I spent 3 months growing a small account from less than 2000U to nearly 80,000U, all without any violent operations. What’s the secret? Executing a daily 3% compound interest accumulation.
**Capital structure determines life or death**
The real turning point isn’t technical skill, but a decision: completely restructure your funds.
I split the principal into two parts — half goes into cold storage and never moves, the other half is dedicated to rolling profits. From that day on, the rules became simple and brutal: only lose floating gains if wrong, the principal always stays in the safe zone. This mental shift is more effective than any technical indicator.

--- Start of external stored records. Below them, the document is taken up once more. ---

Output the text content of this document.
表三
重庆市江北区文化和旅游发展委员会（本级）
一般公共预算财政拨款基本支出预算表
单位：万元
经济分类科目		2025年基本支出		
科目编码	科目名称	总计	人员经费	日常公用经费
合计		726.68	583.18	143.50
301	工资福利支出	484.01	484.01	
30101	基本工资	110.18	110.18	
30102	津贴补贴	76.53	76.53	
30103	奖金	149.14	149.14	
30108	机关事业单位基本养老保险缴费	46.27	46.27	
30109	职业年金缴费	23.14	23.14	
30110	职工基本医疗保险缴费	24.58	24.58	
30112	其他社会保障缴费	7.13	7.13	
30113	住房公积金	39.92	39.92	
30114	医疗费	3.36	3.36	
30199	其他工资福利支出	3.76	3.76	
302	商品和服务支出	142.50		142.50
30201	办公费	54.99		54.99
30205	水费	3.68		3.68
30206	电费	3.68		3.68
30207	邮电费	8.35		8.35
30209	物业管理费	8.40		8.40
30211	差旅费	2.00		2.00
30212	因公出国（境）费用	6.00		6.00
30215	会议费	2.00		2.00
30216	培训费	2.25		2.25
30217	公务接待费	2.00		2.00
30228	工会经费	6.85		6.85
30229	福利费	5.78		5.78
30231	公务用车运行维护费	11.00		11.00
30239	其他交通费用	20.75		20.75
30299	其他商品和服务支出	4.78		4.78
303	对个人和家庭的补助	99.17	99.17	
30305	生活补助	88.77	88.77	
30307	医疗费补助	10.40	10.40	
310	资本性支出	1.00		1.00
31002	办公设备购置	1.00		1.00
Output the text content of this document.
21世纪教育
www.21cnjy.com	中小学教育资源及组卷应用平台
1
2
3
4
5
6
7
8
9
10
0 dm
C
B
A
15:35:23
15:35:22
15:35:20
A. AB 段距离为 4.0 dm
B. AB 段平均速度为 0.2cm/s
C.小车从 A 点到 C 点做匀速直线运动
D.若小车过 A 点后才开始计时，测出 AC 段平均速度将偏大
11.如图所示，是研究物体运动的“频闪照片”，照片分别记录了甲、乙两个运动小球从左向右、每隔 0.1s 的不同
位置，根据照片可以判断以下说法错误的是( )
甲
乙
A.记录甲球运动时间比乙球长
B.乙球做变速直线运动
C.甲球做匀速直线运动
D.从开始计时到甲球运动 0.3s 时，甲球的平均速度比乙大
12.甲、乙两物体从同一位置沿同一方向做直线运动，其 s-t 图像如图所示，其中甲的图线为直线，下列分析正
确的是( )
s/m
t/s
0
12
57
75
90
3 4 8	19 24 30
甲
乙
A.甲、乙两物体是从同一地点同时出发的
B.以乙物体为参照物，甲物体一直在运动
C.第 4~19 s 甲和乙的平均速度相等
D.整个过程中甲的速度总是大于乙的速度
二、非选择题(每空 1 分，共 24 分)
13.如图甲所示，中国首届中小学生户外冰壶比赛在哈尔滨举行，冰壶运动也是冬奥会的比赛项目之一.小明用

**Three deadly rules, seemingly simple but fatal**
First: Follow the trend only, never bottom fish.
This is difficult because human nature loves to bet on reversals. My approach is to only trade bullish daily signals, then wait for a 1-hour pullback touching EXPMA12 before entering. No re-entry without a red candle, no exceptions.
Second: Profits must be split and executed.
Every time I earn 3%, I immediately divide into three parts — one to stable assets, one to continue rolling for compound growth, and one as a risk buffer. Stop-loss can only be raised, never lowered. The benefit is always shrinking the risk scope.
Third: Shut down at scheduled times.
Maximum two trades per day, then turn off the software. Spend 10 minutes each night reviewing, recording similar mistakes to ensure you don’t step into the same pit twice.
**Practical examples of mechanical execution**
Recent trades are all products of this framework:
ETH entered during a pullback from previous highs with declining volume, yielding 3.8% in 12 hours. ARB bought at the lower triangle rebound, gaining 2.9%. BNB was rolled after a volume breakout, nearly doubling the profit.
No predictions, only structure confirmation + volume validation + disciplined execution.
**The logic behind the numbers**
Don’t underestimate the daily 3% target.
Assuming you stick to discipline for 120 trading days, the compound result approaches 34 times. This doesn’t mean you can consistently earn 34x, but once this growth curve forms, the later acceleration is terrifying.
Most traders fail not in big market moves, but in emotional trading late at night. A single candle, a negative news — enough to destroy weeks of accumulation.
**What you truly lack**
It’s not more effort, nor more intelligence, but a set of rules that can be executed long-term — rules that can shine even under pressure.
People with or without strategies look no different in a bull market. But in bear or sideways markets, execution becomes the line between life and death. Accounts that stick to discipline often keep steady progress while others lose 20%.